ACCA was pleased to host again the FARSIG annual discussion of the future of financial reporting. The meeting continues to provide a valuable discussion between interested parties – principally academics studying financial reporting and those involved with its practical application in way or another. The line of speakers this year reflected that with a couple of regulators, an academic, an analyst and a professional accountant. The audience at the event seems to reflect that mixture as well.
Financial reporting continues to develop in the shadow of the financial crisis. The title of this 2013 discussion “Still grappling with major problems” might seem to take up the theme of the continuing debate over how reporting should be altered for the lessons of the crisis. I think that is a fair assessment. The pace of change and agreement to change means that five years on we are still finalising the accounting changes – IFRS9 the major new standard that has been developed by the IASB in response to the crisis is still being got into final form.

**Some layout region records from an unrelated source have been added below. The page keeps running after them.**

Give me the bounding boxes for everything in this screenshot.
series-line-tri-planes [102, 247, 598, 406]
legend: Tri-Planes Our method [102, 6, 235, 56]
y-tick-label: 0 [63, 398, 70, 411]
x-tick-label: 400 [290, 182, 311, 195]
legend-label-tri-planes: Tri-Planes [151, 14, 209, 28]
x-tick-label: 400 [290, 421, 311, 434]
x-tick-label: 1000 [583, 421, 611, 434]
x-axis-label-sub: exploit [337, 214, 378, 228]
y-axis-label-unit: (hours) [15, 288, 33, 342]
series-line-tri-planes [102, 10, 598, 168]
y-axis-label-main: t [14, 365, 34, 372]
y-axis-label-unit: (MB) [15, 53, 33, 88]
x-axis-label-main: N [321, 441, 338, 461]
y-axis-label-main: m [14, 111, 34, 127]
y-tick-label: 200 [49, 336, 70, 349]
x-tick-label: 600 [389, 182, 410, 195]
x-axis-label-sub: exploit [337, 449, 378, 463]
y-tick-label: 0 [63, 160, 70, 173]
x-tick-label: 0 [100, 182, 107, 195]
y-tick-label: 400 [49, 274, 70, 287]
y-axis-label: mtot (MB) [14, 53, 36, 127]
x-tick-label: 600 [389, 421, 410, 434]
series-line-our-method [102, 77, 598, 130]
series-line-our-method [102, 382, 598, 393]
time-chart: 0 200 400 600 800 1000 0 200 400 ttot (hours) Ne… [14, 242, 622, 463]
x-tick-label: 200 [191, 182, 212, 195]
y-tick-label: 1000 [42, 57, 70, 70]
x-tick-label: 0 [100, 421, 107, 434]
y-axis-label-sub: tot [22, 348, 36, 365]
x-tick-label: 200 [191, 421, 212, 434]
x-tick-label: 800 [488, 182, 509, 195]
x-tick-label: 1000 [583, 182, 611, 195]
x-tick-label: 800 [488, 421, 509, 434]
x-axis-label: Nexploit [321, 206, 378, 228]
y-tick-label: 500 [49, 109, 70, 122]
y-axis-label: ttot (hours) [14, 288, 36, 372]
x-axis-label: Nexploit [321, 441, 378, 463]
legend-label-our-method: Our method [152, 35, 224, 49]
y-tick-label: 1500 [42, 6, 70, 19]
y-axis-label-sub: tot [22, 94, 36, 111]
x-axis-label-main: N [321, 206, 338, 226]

Thinking ourselves back to the heat of the crisis in 2008/9 we might have expected something sooner. A major delay has been trying to agree on a common solution particularly with the US standard setter. That appears to be headed for failure on impairment of loans at least. On the other hand the response of financial reporting do not seem much behind the responses of prudential regulation, capital adequacy of banks or auditing. The slower progress must reflect also the success of the adoption of IFRS as global standards. The more countries adopt IFRS the harder changing those standards may become.
This FARSIG paper does look back to those continuing issues from the crisis that are not fully resolved in the discussion of banking crises. Equally however it is also looking forward to the new agenda for financial reporting – the conceptual framework and the integration of financial and non-financial reporting.